If there were a rock star in healthcare administration, it would be Wright L. Lassiter III. As CEO of Alameda County Medical Center in Oakland, California, and its flagship, Highland Hospital, Lassiter has orchestrated what to many seemed virtually impossible: a complete turnaround of the 475-bed healthcare institution that operates on an annual budget of $557 million.
Faced with dire circumstances—a $53.6 million deficit, bottom-of-the-barrel rankings, union unrest, a doctor having been beaten by a patient, HIV-tainted blood thrown out without proper precautions, a patient suicide—Lassiter joined Alameda County at a pivotal, painful time in the hospital’s 100+ year history, becoming the 10th CEO in 11 years.
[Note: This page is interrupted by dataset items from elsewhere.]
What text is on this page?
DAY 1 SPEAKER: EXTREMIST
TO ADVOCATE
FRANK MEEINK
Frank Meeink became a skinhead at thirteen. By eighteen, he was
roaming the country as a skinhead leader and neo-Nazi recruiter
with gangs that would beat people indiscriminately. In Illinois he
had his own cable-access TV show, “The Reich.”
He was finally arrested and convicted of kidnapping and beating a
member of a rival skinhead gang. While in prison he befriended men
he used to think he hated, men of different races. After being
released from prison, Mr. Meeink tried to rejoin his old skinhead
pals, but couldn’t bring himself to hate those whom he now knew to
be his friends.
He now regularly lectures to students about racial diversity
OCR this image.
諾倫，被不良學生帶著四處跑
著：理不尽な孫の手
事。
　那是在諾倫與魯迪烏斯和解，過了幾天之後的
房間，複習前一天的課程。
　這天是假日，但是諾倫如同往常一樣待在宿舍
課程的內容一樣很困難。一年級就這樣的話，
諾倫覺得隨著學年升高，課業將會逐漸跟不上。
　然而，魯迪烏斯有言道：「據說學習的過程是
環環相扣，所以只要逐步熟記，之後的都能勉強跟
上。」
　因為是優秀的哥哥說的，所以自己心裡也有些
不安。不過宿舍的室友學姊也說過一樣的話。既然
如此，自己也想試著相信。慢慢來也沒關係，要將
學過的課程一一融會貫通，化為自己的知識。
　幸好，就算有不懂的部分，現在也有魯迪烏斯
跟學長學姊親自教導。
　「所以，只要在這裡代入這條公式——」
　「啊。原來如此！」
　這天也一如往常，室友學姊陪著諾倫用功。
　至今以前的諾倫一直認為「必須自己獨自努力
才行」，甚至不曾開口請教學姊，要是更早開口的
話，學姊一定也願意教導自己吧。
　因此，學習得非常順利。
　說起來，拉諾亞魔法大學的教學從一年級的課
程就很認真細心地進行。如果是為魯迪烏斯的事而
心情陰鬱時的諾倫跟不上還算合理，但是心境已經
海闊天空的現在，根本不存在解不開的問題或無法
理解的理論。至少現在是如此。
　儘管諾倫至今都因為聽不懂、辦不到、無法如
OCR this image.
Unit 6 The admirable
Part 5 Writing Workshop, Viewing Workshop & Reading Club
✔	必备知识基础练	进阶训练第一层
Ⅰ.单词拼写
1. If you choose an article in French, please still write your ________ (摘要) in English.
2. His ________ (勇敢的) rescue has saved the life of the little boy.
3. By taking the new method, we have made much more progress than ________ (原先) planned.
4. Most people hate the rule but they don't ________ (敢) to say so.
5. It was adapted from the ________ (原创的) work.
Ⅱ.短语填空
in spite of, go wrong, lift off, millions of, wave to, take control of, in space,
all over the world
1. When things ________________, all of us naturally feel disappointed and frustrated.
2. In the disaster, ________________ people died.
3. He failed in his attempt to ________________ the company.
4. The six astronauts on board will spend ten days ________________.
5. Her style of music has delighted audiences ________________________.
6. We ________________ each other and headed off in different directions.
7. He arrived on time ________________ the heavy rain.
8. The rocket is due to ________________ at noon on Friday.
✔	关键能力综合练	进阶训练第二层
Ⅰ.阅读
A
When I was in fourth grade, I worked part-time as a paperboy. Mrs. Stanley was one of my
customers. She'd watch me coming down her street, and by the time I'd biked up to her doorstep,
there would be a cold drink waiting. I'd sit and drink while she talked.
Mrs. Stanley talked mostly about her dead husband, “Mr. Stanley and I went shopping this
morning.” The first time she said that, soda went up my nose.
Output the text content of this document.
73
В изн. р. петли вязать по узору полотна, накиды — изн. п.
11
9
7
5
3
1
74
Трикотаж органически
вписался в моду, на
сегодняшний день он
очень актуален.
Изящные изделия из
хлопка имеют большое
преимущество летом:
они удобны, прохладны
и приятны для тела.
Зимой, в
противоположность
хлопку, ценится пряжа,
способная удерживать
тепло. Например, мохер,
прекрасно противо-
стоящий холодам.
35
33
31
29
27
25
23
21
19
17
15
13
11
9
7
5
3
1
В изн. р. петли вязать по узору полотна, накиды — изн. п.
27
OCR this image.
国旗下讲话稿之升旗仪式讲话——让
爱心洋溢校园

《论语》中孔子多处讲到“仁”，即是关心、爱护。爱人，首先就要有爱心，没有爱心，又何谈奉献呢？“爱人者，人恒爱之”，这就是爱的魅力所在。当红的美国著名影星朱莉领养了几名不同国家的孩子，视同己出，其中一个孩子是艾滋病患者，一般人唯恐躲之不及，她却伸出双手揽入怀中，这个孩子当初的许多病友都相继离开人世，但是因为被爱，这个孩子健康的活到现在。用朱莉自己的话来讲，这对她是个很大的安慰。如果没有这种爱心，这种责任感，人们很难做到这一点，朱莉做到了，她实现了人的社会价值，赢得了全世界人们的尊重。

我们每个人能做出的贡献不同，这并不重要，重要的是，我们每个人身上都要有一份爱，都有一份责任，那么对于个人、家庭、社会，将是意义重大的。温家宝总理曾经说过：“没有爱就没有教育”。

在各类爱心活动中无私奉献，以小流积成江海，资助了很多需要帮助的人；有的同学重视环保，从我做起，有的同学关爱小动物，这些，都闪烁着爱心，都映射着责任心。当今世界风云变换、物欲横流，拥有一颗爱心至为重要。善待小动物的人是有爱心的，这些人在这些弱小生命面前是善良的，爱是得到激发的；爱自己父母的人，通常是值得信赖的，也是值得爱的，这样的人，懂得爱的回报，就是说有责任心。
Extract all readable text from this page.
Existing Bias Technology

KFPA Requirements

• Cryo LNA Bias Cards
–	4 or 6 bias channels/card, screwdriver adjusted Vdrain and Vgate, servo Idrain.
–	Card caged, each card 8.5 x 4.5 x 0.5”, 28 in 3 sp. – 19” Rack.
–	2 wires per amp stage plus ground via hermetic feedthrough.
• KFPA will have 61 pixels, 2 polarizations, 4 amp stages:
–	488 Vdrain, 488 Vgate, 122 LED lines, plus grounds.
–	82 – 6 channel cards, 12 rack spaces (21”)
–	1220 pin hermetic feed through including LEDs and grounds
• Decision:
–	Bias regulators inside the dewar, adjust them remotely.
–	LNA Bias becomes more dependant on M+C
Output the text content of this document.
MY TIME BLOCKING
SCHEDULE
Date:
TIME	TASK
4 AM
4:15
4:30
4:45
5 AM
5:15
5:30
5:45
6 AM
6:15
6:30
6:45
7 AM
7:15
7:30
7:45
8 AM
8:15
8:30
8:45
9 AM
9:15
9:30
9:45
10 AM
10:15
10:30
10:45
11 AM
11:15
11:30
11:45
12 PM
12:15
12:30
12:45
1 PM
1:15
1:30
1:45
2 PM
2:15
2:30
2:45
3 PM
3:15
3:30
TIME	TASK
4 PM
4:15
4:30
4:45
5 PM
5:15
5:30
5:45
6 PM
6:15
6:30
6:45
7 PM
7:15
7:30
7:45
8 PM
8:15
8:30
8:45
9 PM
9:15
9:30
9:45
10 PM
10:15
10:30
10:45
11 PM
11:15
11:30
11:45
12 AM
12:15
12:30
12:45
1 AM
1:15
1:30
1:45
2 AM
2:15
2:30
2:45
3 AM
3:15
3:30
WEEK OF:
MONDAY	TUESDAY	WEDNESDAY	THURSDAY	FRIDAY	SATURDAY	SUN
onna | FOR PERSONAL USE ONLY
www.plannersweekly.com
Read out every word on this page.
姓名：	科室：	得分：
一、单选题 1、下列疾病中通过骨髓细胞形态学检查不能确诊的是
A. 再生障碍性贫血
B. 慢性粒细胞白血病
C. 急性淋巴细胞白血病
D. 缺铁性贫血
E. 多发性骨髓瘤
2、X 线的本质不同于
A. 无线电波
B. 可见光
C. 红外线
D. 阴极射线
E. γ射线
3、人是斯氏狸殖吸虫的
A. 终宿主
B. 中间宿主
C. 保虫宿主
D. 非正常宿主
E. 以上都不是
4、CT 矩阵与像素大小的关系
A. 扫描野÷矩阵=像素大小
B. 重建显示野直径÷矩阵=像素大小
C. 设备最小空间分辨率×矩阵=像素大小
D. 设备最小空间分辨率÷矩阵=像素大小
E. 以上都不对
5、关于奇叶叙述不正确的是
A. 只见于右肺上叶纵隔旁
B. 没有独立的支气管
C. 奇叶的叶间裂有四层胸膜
But no CEO is a solo act, and Lassiter credits his team as the driving force behind the turnaround and expects the same to hold true during the institution’s coming growth. “I operate from a servant-leader philosophy—no one can achieve goals alone and that the work should benefit the institution, not the individual,” said Lassiter. “Maximizing the talents of the team is the engine that drives success. As CEO, my role is to ensure that we hire and have the right people, provide a clear outline of our goals and ensure the team has what they need to succeed. Every person on the team, including me, is accountable for delivering.”
A key first step for Lassiter was shifting the culture from one of accepting defeat to one defined by possibility and optimism. Early on, Lassiter and Bill Manns, Chief Operating Officer, adopted an interesting “odd couple” team approach for identifying issues and solutions—and shifting the mindset of the organization. Teaming a lab tech, finance expert and radiologist, for example, ensured the working teams had a broad and diverse lens. The resulting outcomes? Better ideas about what to tackle and how best to solve challenges. These disparate, eclectic teams identified areas where costs could be trimmed without constricting services or negatively impacting patient care. Moreover, this team approach has resulted in an expansion of services.
By 2008, three years of this new team-oriented leadership and heightened accountability had produced a level of stability that outsiders—and insiders—had once viewed as impossible for this urban safety-net healthcare organization. Located in the heart of a city plagued by violence, team Lassiter transformed Alameda County Medical Center into a model for other public hospitals—as well as private ones. “In education, UC Berkeley is a great public institution. Our goal is to bring that level of excellence to the public healthcare arena, and we are well down that road,” noted Lassiter.
Reducing patient risk and improving patient care have always been key metrics for Lassiter. Internal programs, as well as participation in BETA’s Quest for Zero: Excellence in OB initiative, provided the team with needed knowledge and support for driving measurable changes and improvements. “Healthcare has been late to the table on process improvement issues, and that is not acceptable. Our job as professionals and providers of care is to continually push for improvements in patient safety and care,” remarked Lassiter. The 2011 Joint Commission’s ranking of Alameda as one of the nation’s Top Performers on Key Quality Measures is proof that rigor and relentless accountability are keys to continued excellence.
For Lassiter, a key marker in Alameda’s success came when Alameda’s Chief Medical Officer proposed a very challenging risk management objective—a zero level of ventilator-associated pneumonia in the ICU. According to Lassiter, the response to this challenge was “a clear sign that the team was as driven as the CEO.” Team buy-in was proof of a common desire to achieve an exemplary level of patient care.
Nearly seven years after moving to the Bay Area and taking the helm at Alameda County Medical Center, what’s the view from Lassiter’s window? Mud and rebar: the makings of a construction site, home to a stellar new $668 million hospital building rising from a strong, stable foundation.